We also found value in asking the model to highlight:
- strengths
- weaknesses
- improvement suggestions
- questions for further dialogue
That made the output more useful in an educational context.
What Worked Less Well#
The biggest challenge was that quality still depends heavily on how clearly the report is written. If a student only shows a learning objective implicitly, the model may overlook it or be uncertain about it. That means the AI assessment is not necessarily “wrong,” but it can become uneven if the input is unclear.
Another challenge was that the model can sometimes sound more confident than it should. Because of that, it was important for us to force uncertainty into the output format and continuously emphasize that the result is guidance-oriented.
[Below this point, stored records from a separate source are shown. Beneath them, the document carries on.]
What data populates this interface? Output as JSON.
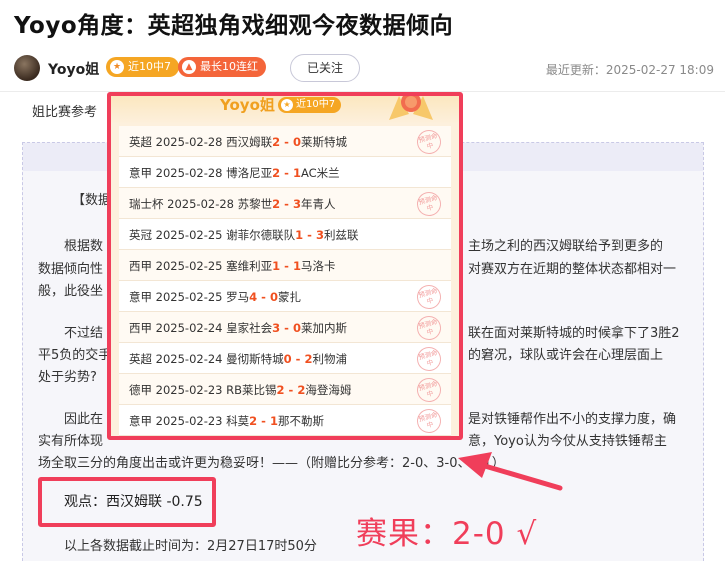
{
  "title": "Yoyo角度：英超独角戏细观今夜数据倾向",
  "author": {
    "name": "Yoyo姐",
    "badge_hit": "近10中7",
    "badge_streak": "最长10连红",
    "follow_label": "已关注",
    "update_time": "最近更新：2025-02-27 18:09"
  },
  "article": {
    "pre_text": "姐比赛参考",
    "heading_fragment": "【数据",
    "p1": {
      "line1_left": "根据数",
      "line1_right": "主场之利的西汉姆联给予到更多的",
      "line2_left": "数据倾向性",
      "line2_right": "对赛双方在近期的整体状态都相对一",
      "line3": "般，此役坐"
    },
    "p2": {
      "line1_left": "不过结",
      "line1_right": "联在面对莱斯特城的时候拿下了3胜2",
      "line2_left": "平5负的交手",
      "line2_right": "的窘况，球队或许会在心理层面上",
      "line3": "处于劣势?"
    },
    "p3": {
      "line1_left": "因此在",
      "line1_right": "是对铁锤帮作出不小的支撑力度，确",
      "line2_left": "实有所体现",
      "line2_right": "意，Yoyo认为今仗从支持铁锤帮主",
      "line3": "场全取三分的角度出击或许更为稳妥呀！——（附赠比分参考：2-0、3-0、2-1）"
    },
    "viewpoint": "观点：西汉姆联 -0.75",
    "result": "赛果：2-0 √",
    "footnote": "以上各数据截止时间为：2月27日17时50分"
  },
  "popup": {
    "title": "Yoyo姐",
    "badge": "近10中7",
    "stamp_text": "预测命中",
    "records": [
      {
        "pre": "英超 2025-02-28 西汉姆联",
        "s1": "2",
        "sep": " - ",
        "s2": "0",
        "post": "莱斯特城",
        "hit": true
      },
      {
        "pre": "意甲 2025-02-28 博洛尼亚",
        "s1": "2",
        "sep": " - ",
        "s2": "1",
        "post": "AC米兰",
        "hit": false
      },
      {
        "pre": "瑞士杯 2025-02-28 苏黎世",
        "s1": "2",
        "sep": " - ",
        "s2": "3",
        "post": "年青人",
        "hit": true
      },
      {
        "pre": "英冠 2025-02-25 谢菲尔德联队",
        "s1": "1",
        "sep": " - ",
        "s2": "3",
        "post": "利兹联",
        "hit": false
      },
      {
        "pre": "西甲 2025-02-25 塞维利亚",
        "s1": "1",
        "sep": " - ",
        "s2": "1",
        "post": "马洛卡",
        "hit": false
      },
      {
        "pre": "意甲 2025-02-25 罗马",
        "s1": "4",
        "sep": " - ",
        "s2": "0",
        "post": "蒙扎",
        "hit": true
      },
      {
        "pre": "西甲 2025-02-24 皇家社会",
        "s1": "3",
        "sep": " - ",
        "s2": "0",
        "post": "莱加内斯",
        "hit": true
      },
      {
        "pre": "英超 2025-02-24 曼彻斯特城",
        "s1": "0",
        "sep": " - ",
        "s2": "2",
        "post": "利物浦",
        "hit": true
      },
      {
        "pre": "德甲 2025-02-23 RB莱比锡",
        "s1": "2",
        "sep": " - ",
        "s2": "2",
        "post": "海登海姆",
        "hit": true
      },
      {
        "pre": "意甲 2025-02-23 科莫",
        "s1": "2",
        "sep": " - ",
        "s2": "1",
        "post": "那不勒斯",
        "hit": true
      }
    ]
  },
  "colors": {
    "accent_red": "#f03e5a",
    "score_orange": "#f05020",
    "badge_orange": "#f5a623",
    "badge_red": "#f4653a"
  },
  "icons": {
    "avatar": "avatar",
    "badge_hit_icon": "star-icon",
    "badge_streak_icon": "flame-icon",
    "popup_medal": "medal-icon",
    "hit_stamp": "hit-stamp-icon",
    "annotation_arrow": "arrow-icon"
  }
}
Reflection on Using a Coding Agent#
We used a coding agent during the development process, and it is important to state that openly. It helped us set up the backend, frontend, and file structure quickly, and it made it easier to iterate on the implementation.
At the same time, the project also showed the limitation of such a tool: the agent can help write code, but it cannot decide what makes a good rubric, what is pedagogically responsible, or how an AI assessment should best be presented in an educational context. Those choices still required human judgment.
For us, the coding agent became mainly a productivity tool, not a replacement for design decisions or reflection.
What We Would Improve in the Next Version#
If we were to continue developing the solution, we would like to:
- add the ability to choose between multiple rubrics
- improve error messages for API timeouts or invalid API keys
- display the rubric directly in the frontend
- store previous assessments
- compare output from multiple models or prompts
- make the assessment more traceable by showing quotes or text excerpts from the report behind each judgment
We could also imagine a version where the teacher can adjust criteria and weights without changing the code.
Conclusion#
The project showed that it is relatively easy to get a language model to return an answer, but much harder to design a solution where the answer is actually useful. The most important part of the work was therefore not the API call itself, but the translation from assessment material into rubric, prompt, and structured feedback.
The result was a small, functional prototype that demonstrates how an LLM can be used as part of a larger data flow inside an application. At the same time, it became clear that AI in this context works best as support for reflection and dialogue, not as an automatic grader.